Solved – Why is n-gram used in text language identification instead of words

classificationmachine learningnatural languagetext mining

In two popular language identification libraries, Compact Language Detector 2 for C++ and language detector for java, both of them used (character based) n-grams to extract text features. Why is a bag-of-words (single word/dictionary) not used, and what is the advantage and disadvantage of bag-of-words and n-grams?

Also, what are some other uses of n-grams model in text classification?

Oh oops. Seems like there is a similar question here: Regarding using bigram (N-gram) model to build feature vector for text document

But can someone give a more comprehensive answer? Which is better in the case of language identification?

(Hopefully I got the meaning of n-grams and bag-of-words correct, haha, if not please help me with that.)

Best Answer

I think the most detailed answers can be found in Mehryar Mohri's extensive work on the topic. Here's a link to one of his lecture slides on the topic: https://web.archive.org/web/20151125061427/http://www.cims.nyu.edu/~mohri/amls/lecture_3.pdf

The problem of language detection is that human language (words) have structure. For example, in English, it's very common for the letter 'u' to follow the letter 'q,' while this is not the case in transliterated Arabic. n-grams work by capturing this structure. Thus, certain combinations of letters are more likely in some languages than others. This is the basis of n-gram classification.

Bag-of-words, on the other hand, depends on searching through a large dictionary and essentially doing template matching. There are two main drawbacks here: 1) each language would have to have an extensive dictionary of words on file, which would take a relatively long time to search through, and 2) bag-of-words will fail if none of the words in the training set are included in the testing set.

Assuming that you are using bigrams (n=2) and there are 26 letters in your alphabet, then there are only 26^2 = 676 possible bigrams for that alphabet, many of which will never occur. Therefore, the "profile" (to use language detector's words) for each language needs a very small database.

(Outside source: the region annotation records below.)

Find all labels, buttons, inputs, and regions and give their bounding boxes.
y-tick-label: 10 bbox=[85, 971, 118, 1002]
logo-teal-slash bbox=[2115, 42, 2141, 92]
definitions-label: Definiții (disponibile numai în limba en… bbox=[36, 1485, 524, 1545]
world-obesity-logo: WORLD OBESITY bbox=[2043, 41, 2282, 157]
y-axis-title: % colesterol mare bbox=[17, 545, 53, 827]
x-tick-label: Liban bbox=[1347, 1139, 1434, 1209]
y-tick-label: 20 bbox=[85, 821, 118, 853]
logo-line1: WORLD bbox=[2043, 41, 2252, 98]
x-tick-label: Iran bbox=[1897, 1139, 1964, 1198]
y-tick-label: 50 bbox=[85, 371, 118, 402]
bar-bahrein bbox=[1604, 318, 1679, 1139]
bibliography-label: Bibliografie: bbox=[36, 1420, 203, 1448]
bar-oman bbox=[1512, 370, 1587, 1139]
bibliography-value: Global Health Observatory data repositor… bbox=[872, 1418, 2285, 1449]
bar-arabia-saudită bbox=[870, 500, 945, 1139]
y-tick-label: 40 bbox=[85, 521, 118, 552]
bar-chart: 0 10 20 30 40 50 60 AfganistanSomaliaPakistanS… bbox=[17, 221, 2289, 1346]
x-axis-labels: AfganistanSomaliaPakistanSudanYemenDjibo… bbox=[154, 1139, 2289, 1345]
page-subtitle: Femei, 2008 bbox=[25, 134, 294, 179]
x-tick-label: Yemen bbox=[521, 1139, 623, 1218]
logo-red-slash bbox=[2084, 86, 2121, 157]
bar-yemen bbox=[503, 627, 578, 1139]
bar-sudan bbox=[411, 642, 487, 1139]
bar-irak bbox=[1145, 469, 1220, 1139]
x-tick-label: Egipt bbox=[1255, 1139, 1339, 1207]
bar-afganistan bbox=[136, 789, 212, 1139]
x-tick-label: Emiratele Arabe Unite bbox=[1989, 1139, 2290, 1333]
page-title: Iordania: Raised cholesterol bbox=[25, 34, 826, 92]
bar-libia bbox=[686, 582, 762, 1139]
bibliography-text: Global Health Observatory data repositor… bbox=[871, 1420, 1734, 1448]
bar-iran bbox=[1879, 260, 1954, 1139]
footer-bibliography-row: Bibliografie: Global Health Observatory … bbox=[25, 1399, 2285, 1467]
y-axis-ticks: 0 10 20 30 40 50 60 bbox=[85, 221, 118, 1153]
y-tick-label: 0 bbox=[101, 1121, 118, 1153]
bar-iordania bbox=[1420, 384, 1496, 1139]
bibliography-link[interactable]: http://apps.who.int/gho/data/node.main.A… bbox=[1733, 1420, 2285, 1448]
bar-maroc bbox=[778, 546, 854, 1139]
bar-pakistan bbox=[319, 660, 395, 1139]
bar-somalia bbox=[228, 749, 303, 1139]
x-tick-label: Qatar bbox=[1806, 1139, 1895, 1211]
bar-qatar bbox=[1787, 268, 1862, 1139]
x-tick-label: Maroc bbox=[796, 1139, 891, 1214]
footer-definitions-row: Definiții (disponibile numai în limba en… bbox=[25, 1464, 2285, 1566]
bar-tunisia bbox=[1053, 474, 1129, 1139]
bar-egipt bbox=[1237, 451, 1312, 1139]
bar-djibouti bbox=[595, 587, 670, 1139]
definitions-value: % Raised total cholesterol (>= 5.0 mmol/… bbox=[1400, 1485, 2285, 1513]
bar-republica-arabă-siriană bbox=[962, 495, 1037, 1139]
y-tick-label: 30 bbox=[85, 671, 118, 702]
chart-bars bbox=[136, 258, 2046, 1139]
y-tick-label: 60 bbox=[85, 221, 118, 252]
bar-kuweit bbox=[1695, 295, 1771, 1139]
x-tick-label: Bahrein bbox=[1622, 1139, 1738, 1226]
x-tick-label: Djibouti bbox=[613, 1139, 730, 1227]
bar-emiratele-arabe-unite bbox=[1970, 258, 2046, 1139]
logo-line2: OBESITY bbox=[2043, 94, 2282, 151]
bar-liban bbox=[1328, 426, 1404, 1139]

A bag-of-words classifier, on-the-other-hand would need a full dictionary for EACH language in order to guarantee that a language could be detected based on whichever sentence it was given.

So in short - each language profile can be quickly generated with a relatively small feature space. Interestingly, n-grams only work because letters are not drawn iid in a language - this is explicitly leverage.

Note: the general equation for the number of n-grams for words is l^n where l is the number of letters in the alphabet.